Yeah, I'm starting to gather that. Or maybe I'm just the first one to
mention it on the kernel lists ;) We've used this in our Chrome OS
installer, I believe for many years. Gwendal piped in with a few
reasons we do it this way on the cover letter, but in general I think
it allows us to have a unified set of functions to install to a file,
disk, or prepare an image that may have a different block size than
those on the running system.

>
> > > then mirror the discard properties of the underlying block
> > > device into the loop device. While in there, differentiate
> > > between REQ_OP_DISCARD and REQ_OP_WRITE_ZEROES, which are
> > > different for block devices, but which the loop device had
> > > just been lumping together.
> > >
> > > Signed-off-by: Evan Green <evgreen@xxxxxxxxxxxx>
> >
> > Any thoughts on this patch? This fixes issues for us when using a loop
> > device backed by a block device, where we see many logs like:
> >
> > [  372.767286] print_req_error: I/O error, dev loop5, sector 88125696
>
> Seems not see any explanation about this IO error and the fix in your patch.
> Could you describe it a bit more?

Sure, I probably should have included more context with the series.

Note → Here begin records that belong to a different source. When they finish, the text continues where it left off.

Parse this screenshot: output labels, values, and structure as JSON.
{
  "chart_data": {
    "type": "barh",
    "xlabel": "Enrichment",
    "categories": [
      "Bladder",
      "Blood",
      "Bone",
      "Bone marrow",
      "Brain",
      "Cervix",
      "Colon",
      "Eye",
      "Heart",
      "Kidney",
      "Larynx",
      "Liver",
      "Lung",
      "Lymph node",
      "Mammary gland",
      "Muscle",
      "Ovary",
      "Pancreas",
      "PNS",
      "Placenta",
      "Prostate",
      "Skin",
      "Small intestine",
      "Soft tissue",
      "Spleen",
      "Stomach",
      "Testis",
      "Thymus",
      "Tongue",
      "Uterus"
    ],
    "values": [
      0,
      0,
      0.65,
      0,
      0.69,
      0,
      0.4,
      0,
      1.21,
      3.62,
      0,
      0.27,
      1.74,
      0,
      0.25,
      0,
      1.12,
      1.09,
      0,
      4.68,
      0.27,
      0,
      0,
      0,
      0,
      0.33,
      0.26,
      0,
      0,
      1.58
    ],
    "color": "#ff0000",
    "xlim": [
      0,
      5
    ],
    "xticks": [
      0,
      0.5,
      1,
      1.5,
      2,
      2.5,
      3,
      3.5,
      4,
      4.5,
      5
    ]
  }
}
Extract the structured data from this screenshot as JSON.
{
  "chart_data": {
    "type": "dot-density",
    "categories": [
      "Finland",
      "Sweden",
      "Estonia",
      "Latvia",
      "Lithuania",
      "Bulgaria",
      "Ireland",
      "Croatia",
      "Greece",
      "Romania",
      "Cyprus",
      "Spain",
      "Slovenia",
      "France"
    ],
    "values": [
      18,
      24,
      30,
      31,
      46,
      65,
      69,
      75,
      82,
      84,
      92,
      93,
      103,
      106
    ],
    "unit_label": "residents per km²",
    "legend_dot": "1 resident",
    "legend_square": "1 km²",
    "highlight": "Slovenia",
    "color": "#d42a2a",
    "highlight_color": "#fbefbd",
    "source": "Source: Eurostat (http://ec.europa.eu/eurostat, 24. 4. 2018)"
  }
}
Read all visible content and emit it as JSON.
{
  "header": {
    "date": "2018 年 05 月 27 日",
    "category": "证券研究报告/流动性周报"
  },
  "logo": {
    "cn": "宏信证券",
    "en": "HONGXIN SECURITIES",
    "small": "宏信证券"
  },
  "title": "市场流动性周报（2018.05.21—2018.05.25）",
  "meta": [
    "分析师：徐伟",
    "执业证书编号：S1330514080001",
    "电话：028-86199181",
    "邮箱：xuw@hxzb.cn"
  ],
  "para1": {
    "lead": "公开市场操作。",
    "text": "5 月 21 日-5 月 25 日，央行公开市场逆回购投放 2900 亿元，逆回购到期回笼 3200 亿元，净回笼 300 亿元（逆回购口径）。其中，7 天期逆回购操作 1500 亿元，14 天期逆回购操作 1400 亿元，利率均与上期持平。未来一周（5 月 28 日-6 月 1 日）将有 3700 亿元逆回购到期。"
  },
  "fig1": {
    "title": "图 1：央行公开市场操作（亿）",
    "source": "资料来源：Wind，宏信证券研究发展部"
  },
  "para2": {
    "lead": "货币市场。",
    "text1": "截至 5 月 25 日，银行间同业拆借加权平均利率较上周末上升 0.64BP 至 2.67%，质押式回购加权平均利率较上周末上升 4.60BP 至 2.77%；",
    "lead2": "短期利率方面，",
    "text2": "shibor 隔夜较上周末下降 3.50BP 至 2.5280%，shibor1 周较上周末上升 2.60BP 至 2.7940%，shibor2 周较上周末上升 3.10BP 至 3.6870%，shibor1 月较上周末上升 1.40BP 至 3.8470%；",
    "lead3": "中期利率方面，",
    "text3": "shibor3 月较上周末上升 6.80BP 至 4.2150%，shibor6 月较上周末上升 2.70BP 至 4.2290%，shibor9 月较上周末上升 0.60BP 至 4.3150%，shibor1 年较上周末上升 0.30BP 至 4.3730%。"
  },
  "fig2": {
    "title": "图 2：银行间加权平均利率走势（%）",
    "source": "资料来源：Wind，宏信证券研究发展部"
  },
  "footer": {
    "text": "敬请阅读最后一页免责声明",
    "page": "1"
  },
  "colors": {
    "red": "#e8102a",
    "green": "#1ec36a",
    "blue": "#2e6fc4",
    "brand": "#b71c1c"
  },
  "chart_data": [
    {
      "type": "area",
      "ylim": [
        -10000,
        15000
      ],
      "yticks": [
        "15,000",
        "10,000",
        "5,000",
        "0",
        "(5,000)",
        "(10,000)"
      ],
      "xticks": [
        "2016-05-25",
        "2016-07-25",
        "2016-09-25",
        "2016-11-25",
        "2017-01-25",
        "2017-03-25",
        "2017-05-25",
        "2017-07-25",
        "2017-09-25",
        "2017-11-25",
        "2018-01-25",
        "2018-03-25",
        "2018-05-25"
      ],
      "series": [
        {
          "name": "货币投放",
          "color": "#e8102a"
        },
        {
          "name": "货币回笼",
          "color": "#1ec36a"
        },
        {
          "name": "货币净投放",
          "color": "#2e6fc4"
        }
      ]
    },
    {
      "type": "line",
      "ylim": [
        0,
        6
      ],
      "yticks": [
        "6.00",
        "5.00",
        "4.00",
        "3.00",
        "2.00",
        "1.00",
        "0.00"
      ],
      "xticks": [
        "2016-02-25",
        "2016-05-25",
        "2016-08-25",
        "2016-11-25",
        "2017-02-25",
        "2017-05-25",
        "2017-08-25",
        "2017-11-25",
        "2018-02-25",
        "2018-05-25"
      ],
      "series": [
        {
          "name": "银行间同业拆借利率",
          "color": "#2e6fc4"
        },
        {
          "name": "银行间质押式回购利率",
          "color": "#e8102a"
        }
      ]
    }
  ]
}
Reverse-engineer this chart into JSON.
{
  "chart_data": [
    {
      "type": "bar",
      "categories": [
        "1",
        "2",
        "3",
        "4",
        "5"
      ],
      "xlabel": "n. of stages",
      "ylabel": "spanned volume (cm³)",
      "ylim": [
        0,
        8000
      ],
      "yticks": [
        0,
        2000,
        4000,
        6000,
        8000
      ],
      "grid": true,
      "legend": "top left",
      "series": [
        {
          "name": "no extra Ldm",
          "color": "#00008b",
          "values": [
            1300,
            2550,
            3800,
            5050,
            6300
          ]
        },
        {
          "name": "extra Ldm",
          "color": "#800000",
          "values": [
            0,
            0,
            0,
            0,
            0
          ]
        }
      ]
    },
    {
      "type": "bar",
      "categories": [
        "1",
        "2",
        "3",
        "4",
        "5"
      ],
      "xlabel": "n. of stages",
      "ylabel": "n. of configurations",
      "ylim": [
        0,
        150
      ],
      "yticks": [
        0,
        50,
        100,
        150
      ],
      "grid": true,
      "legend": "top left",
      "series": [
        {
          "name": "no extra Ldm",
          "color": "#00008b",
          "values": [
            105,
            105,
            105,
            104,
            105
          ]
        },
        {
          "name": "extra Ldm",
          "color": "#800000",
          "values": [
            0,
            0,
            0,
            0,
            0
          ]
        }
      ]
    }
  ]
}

The loop device always reports that it supports discard, by setting up
the max_discard_sectors and max_write_zeroes_sectors in the blk queue.
When the loop device gets a discard or write-zeroes request, it turns
around and calls fallocate on the underlying device with the
PUNCH_HOLE flag. This makes sense when you're backed by a file and
hoping to just deallocate the space, but may fail when you're backed
by a block device that doesn't support discard, or doesn't write
zeroes to discarded sectors. Weirdly, lo_discard already had some code
for preserving EOPNOTSUPP, but then later the error is smashed into
EIO. Patch 1 pipes out EOPNOTSUPP properly, so it doesn't get squashed
into EIO.

Patch 2 reflects the discard characteristics of the underlying device
into the loop device. That way, if you're backed by a file or a block
device that does support discard, everything works great, and user
mode can even see and use the correct discard and write zero
granularities. If you're backed by a block device that does not
support discard, this is exposed to user mode, which then usually
avoids calling fallocate, and doesn't feel betrayed that their
requests are unexpectedly failing.

-Evan